Glanz, Glamour, Freude, Popcorn,
Musik, Lichter, Spaß, Talent.
Das sind Begriffe die man
mit dem Zirkus verbindet – ABER AUFGEPASST:
Wenn die lachenden
Gesichter der Show verschwinden, dann zeigt die Zirkuswelt ihr wahres Gesicht.
Heile Welt sieht anders aus.
Ja, der erste Eindruck
trügt. Es gibt auch ebenso schockierende Dinge im Alltag eines Zirkus.
Außergewöhnliche Menschen mit außergewöhnlichem Lebensstil. Jedoch nicht nur im
positiven Sinne. Ja, es gibt Schattenseiten.
Was spielt sich ab wenn die Scheinwerfer ausgehen?
Dieser Rundbrief ist die
große Enthüllung.
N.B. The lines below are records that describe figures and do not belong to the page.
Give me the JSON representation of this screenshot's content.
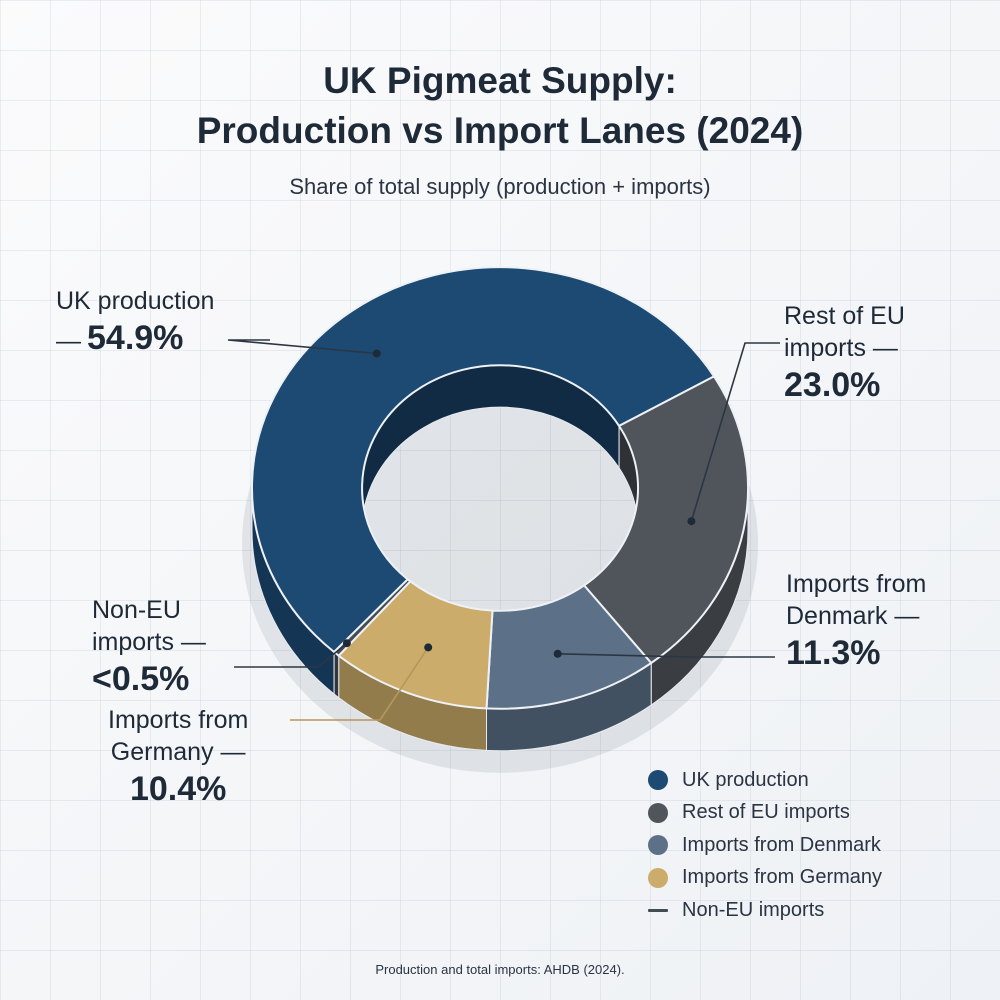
{
  "chart_data": {
    "type": "pie",
    "title_lines": [
      "UK Pigmeat Supply:",
      "Production vs Import Lanes (2024)"
    ],
    "subtitle": "Share of total supply (production + imports)",
    "slices": [
      {
        "name": "UK production",
        "value": 54.9,
        "display": "54.9%",
        "color": "#1c4a73"
      },
      {
        "name": "Rest of EU imports",
        "value": 23.0,
        "display": "23.0%",
        "color": "#50555c"
      },
      {
        "name": "Imports from Denmark",
        "value": 11.3,
        "display": "11.3%",
        "color": "#5c7188"
      },
      {
        "name": "Imports from Germany",
        "value": 10.4,
        "display": "10.4%",
        "color": "#cbac6a"
      },
      {
        "name": "Non-EU imports",
        "value": 0.4,
        "display": "<0.5%",
        "color": "#444c56"
      }
    ],
    "legend_placement": "bottom-right",
    "donut": true
  },
  "labels": {
    "uk": {
      "name": "UK production",
      "dash": "—",
      "pct": "54.9%"
    },
    "eu": {
      "line1": "Rest of EU",
      "line2": "imports —",
      "pct": "23.0%"
    },
    "dk": {
      "line1": "Imports from",
      "line2": "Denmark —",
      "pct": "11.3%"
    },
    "ne": {
      "line1": "Non-EU",
      "line2": "imports —",
      "pct": "<0.5%"
    },
    "de": {
      "line1": "Imports from",
      "line2": "Germany —",
      "pct": "10.4%"
    }
  },
  "legend": [
    {
      "label": "UK production",
      "color": "#1c4a73",
      "shape": "circle"
    },
    {
      "label": "Rest of EU imports",
      "color": "#50555c",
      "shape": "circle"
    },
    {
      "label": "Imports from Denmark",
      "color": "#5c7188",
      "shape": "circle"
    },
    {
      "label": "Imports from Germany",
      "color": "#cbac6a",
      "shape": "circle"
    },
    {
      "label": "Non-EU imports",
      "color": "#444c56",
      "shape": "line"
    }
  ],
  "source": "Production and total imports: AHDB (2024)."
}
Das Geheimnis wird gelüftet.
Ich werde euch einen
Einblick zu Dingen geben, die man als Zuschauer nicht sehen kann.
Herzlich Willkommen zum
Theoretisch habe ich im
letzten Rundbrief bereits von meinem Abschied berichtet.
Du fragst dich warum der
„Blick hinter die Kulissen“ erst danach kommt?
Ein ganz simpler Grund:
Ich möchte diesen Rundbrief symbolisch von meinen anderen Erfahrungen im Zirkus
abgrenzen.
Ja, der Großteil meiner
Zeit im Zirkus war wunderbar, das möchte ich so in Erinnerung behalten, als ein
Kapitel.
Dennoch will ich euch auch
die Schattenseiten des Zirkuslebens nicht vorenthalten – ja, auch sie waren
Teil meines Lebens dort.
Du willst wissen was auf
dich zukommt?
Ja, eines solltest du
bereits jetzt wissen: Im Laufe dieses Berichts wird die Spannungskurve stets
steigen! Sprich: Je mehr du liest, desto schockierender wird es. :)
Doch zunächst möchte ich
ein paar Wahrheiten aufdecken!
Ich
möchte mit einer Zirkuswahrheit beginnen, die jedem von euch als Motivation
dienen soll:
Wenn
man die Artisten zunächst sieht, die „Lichtgestalten“, die tagtäglich im
Applaus der Menge baden, täglich im Mittelpunkt stehen, die ein solch großes
Talent haben, dann denkt man zunächst: Menschen von einem anderen Stern.
Doch
lernt man sie persönlich kennen, dann erkennt man plötzlich:
Hey!
Die kochen auch nur mit Wasser!
Auch
wenn ihre Show noch so spektakulär ist: Sie sind auch nur Menschen! Sie haben
auch Probleme.
Beispielsweise
der Jongleur Yibi (Bild rechts): Er ist tatsächlich farbenblind seit seiner Geburt!
Stellt
euch vor: Letztens musste ich ihm helfen eine Lampe anzuschließen. Warum?
Die
Kabel - Grün? Braun? Man stelle sich vor er hätte sie falsch verkabelt – aber
ich war natürlich so nett und bin ihm hilfsbereit zur Seite gestanden :)
Und
es gibt eine weitere Offenbarung: Auch die Profis kennen Nervosität!
Ich
erinnere mich: Wir hatten eine große VIP-Eröffnung unserer Show und ich wollte
hinter dem Vorhang mit Rosita, die Artistin an den Ringen (Bild links),
plaudern.
Sie,
die Tochter des Zirkusdirektors, UNZÄHLIGE Auftritte, schon ihr komplettes
Leben lang. Und was meinte sie?
„Andreas,
ich bin zu nervös deine Frage zu beantworten!“
Interessant
zu wissen. Und ein Trost und Motivation, dass selbst Berufsartisten und Profis so
etwas wie Nervosität kennen, auch wenn alles immer leicht, locker und lässig aussieht!
Und
noch eine weitere Wahrheit möchte ich aufdecken:
Es
ist wahr: Zirkuskinder gehen nicht zur Schule!
Sie
werden zu Hause unterrichtet. Von ihren Eltern. Genannt: Homeschooling.
Und
letzten Dezember wurde ich Zeuge: Ein Zirkuskind wurde geboren.
Und
da fiel es mir wie Schuppen von den Augen: Die Zukunft dieses Kindes ist
bereits beschlossene Sache: Zirkus.
Ohne
eine Schulbildung hat das Kind nahezu keine Chance, einen anderen Beruf zu erlernen.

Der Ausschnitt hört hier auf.